Lighting – Replacing receptacle with GFCI outlet which will be tapped for outdoor pole lantern

gfcilightingoutdoor

I am installing an electric outdoor pole lantern which will be fed by an underground UF cable in conduit buried 24"

I would like to tap into a new GFCI outlet which will will be replacing a regular receptacle on an inside garage wall 15' from the lantern pole.

I have done electrical wiring on my homes over the years, but I want to make sure I plan out this project to make sure I'm not overlooking anything.
current receptacle wiring views
When replacing the current receptacle with the GFCI will the load and line wires
be connected as they were on the old receptacle-the two black loads on the gold screws and the the two whites on the silver screws?

When I connect the line and load stripped wires from the uf cables can I just push them on the appropriate small hot and load holes on the back of the GFCI?

Any advice and suggestions would be greatly appreciated

Best Answer

Ok first we gotta fix that box. It has a missing knockout and does not have enough space. Fortunately you're in an unfinished part of the home so there's no drywall mudding to do.

Get

  • a nice, large 4" square steel box. It has a ground screw hole pre-tapped 10-32. Try to get one with a little bump for the ground screw so it won't be drilling into the wood.
  • a lid for a steel box intended for one GFCI (meaning it has the rectangular Decora style opening).
  • A #10-32 ground screw with or without pigtail.
  • a foot of Romex of approprite size for pigtails (#12 if 20A breaker, otherwise #12 or #14)
  • some wire nuts, always good to have.

Tear the old wires off the old box (it really won't matter) and pry the old box off the wall. On the new box, fit the ground screw in the hole tapped 10-32. This is mainly so when you're attaching it, you don't accidentally put a nail/screw in the ground hole.

I strongly recommend screws. Mount the new box. Now the ground screw must be able to bottom out, so do what you have to so it can. Put a ground pigtail on that ground screw. That is the key to the grounding system, you will not use the ground screw on the GFCI (so one less wire to wrangle, yay!)

Now knock out three of the knockouts on your 4" box for your existing two and one new cable. Use proper cable clamps like those on your old box. I would recommend doing one cable at a time.


On the GFCI/receptacle, leave the tape on the LOAD terminals.

Since you do not know which of your existing cables is supply, guess... and connect its hot and neutral to the LINE inputs of the GFCI/receptacle.
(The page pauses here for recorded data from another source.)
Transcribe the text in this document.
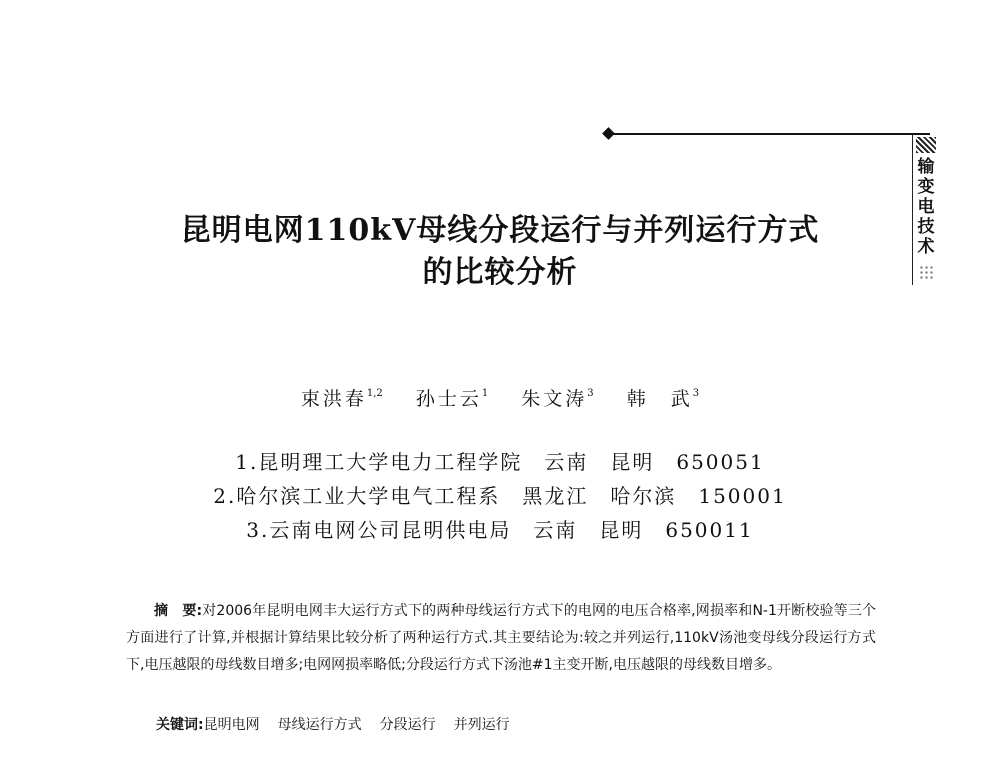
输变电技术
昆明电网110kV母线分段运行与并列运行方式
的比较分析
束洪春$^{1,2}$ 孙士云$^1$ 朱文涛$^3$ 韩　武$^3$
1.昆明理工大学电力工程学院　云南　昆明　650051
2.哈尔滨工业大学电气工程系　黑龙江　哈尔滨　150001
3.云南电网公司昆明供电局　云南　昆明　650011
摘　要:对2006年昆明电网丰大运行方式下的两种母线运行方式下的电网的电压合格率,网损率和N-1开断校验等三个方面进行了计算,并根据计算结果比较分析了两种运行方式.其主要结论为:较之并列运行,110kV汤池变母线分段运行方式下,电压越限的母线数目增多;电网网损率略低;分段运行方式下汤池#1主变开断,电压越限的母线数目增多。
关键词:昆明电网 母线运行方式 分段运行 并列运行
Cap/wrap/position the other wires safely. Power up and see if the GFCI works. If not, try the other cable. So you have found supply. Leave it attached.
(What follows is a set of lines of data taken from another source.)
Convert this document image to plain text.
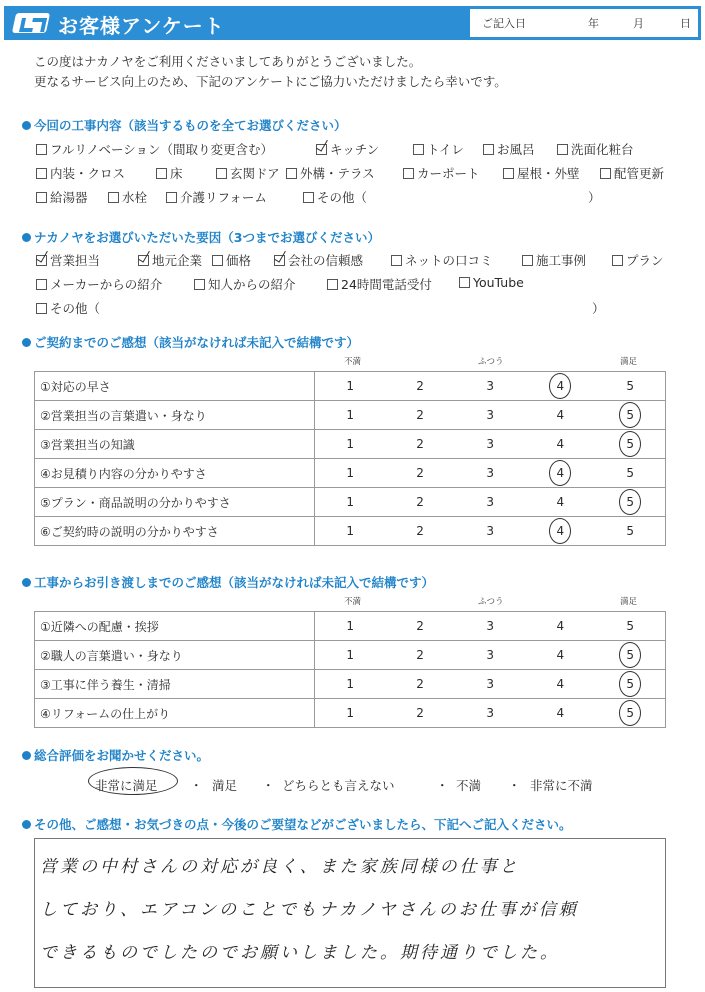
お客様アンケート	ご記入日	年	月	日
この度はナカノヤをご利用くださいましてありがとうございました。
更なるサービス向上のため、下記のアンケートにご協力いただけましたら幸いです。
今回の工事内容（該当するものを全てお選びください）
フルリノベーション（間取り変更含む）	キッチン	トイレ	お風呂	洗面化粧台
内装・クロス	床	玄関ドア	外構・テラス	カーポート	屋根・外壁	配管更新
給湯器	水栓	介護リフォーム	その他（	）
ナカノヤをお選びいただいた要因（3つまでお選びください）
営業担当	地元企業	価格	会社の信頼感	ネットの口コミ	施工事例	プラン
メーカーからの紹介	知人からの紹介	24時間電話受付	YouTube
その他（	）
ご契約までのご感想（該当がなければ未記入で結構です）
不満	ふつう	満足
①対応の早さ	1	2	3	4	5
②営業担当の言葉遣い・身なり	1	2	3	4	5
③営業担当の知識	1	2	3	4	5
④お見積り内容の分かりやすさ	1	2	3	4	5
⑤プラン・商品説明の分かりやすさ	1	2	3	4	5
⑥ご契約時の説明の分かりやすさ	1	2	3	4	5
工事からお引き渡しまでのご感想（該当がなければ未記入で結構です）
不満	ふつう	満足
①近隣への配慮・挨拶	1	2	3	4	5
②職人の言葉遣い・身なり	1	2	3	4	5
③工事に伴う養生・清掃	1	2	3	4	5
④リフォームの仕上がり	1	2	3	4	5
総合評価をお聞かせください。
非常に満足	満足	どちらとも言えない	不満	非常に不満
・	・	・	・
その他、ご感想・お気づきの点・今後のご要望などがございましたら、下記へご記入ください。
営業の中村さんの対応が良く、また家族同様の仕事と
しており、エアコンのことでもナカノヤさんのお仕事が信頼
できるものでしたのでお願いしました。期待通りでした。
Now, fit your other cables into the box. Wire-nut all grounds together and push them into the back of the box, remember there is not a ground wire on the GFCI/receptacle.

Take the "know what you're doing" sticker off the LOAD terminals. Now there's only one hot screw (brass) and one neutral screw (silver) on the LOAD side, but you need to attach 2 wires to it. You can't stack wires, so you use a pigtail. That is an additional piece of wire you get from shucking the jacket off Romex, 6" should suffice. For each black and white, attach it to the appropriate LOAD terminal. Now you have 3 black wires, the old load, the new load, and the pigtail. Join them with a wire nut. Ditto white.

Or if you're not ready to light up the outside run, just leave it out (still wire-nut the pigtail to the old load wire) and add the new wire later. Protect the loose wires so they don't short against something, e.g. put a wire nut on the end and tape it down so it stays put (they like to come off single wires).

Button it all up: fit the receptacle to the lid, then the lid to the box.
Give it a test.

The receptacle gets its ground through surface contact yoke-lid and lid-box, then to the ground screw. External GFCI testers rely on ground as a fault path, so if you haven't buttoned it up and the tester hasn't worked, that is why.


A pigtail looks like this

enter image description here source

Wait, why did they pigtail that, when they had enough screw terminals? Perhaps the location was awkward and they didn't want to be up there, back bent over, fitting 4 screws. So they fit the pigtails on the bench, in comfort, and crawled in there, 2 wirenuts, done! I do that all the time. Nothing wrong with using pigtails when you don't have to.